Working view (opened, split screen)
Expanding the banner opens the Fynd Computer: a dedicated panel beside the chat that shows the agent's environment, the action it's running, the source or file it's acting on, and a playback bar to step through the run. Pairing the conversation with a live view of the machine turns an opaque process into something a person can watch, pause, and verify. This is the human-in-the-loop principle pushed all the way down to execution.
The pattern: collapsed ↔ opened
Like every other layer, the VM is a documented, reusable pattern with two states: collapsed (the in-chat banner, for staying in flow) and opened (the full computer view, for close inspection). Progressive disclosure again, transparency on demand, never forced. The same playback controls in both states let the user replay what the agent did, making the agent's work an auditable record rather than a one-time event.
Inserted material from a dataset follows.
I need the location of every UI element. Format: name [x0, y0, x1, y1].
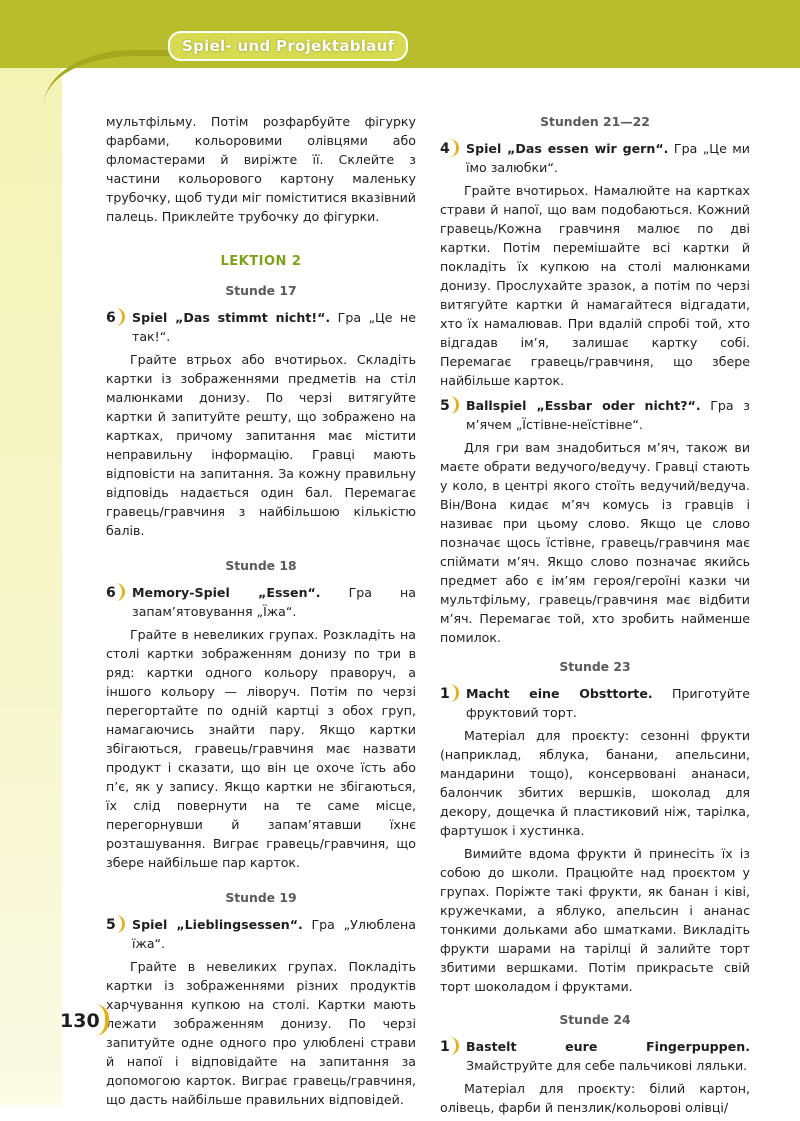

This is the trust-through-transparency centerpiece of the system. An agent you can watch and replay is an agent you can trust with real work.
The System
Put together, the four layers form one loop: the user makes a request, sees the agent's interpretation and reasoning, watches the work run, reviews the artifact it produces, and either extracts it or steers the agent to try again. Visibility and control at every step, that's the pattern.
Reflection
The hardest decision wasn't visual, it was how much of the agent's mind to show. Too little and the user can't trust it; too much and the interface drowns. The answer was progressive disclosure: collapsed by default, expandable on demand, with provenance always one click away.
Designing for a non-deterministic system also reframed what "done" means. A traditional UI is correct or broken; an agent interface has to be honest about uncertainty and always leave the human a way to intervene. That principle — legible, steerable, honest, is what I'd carry into any agent product.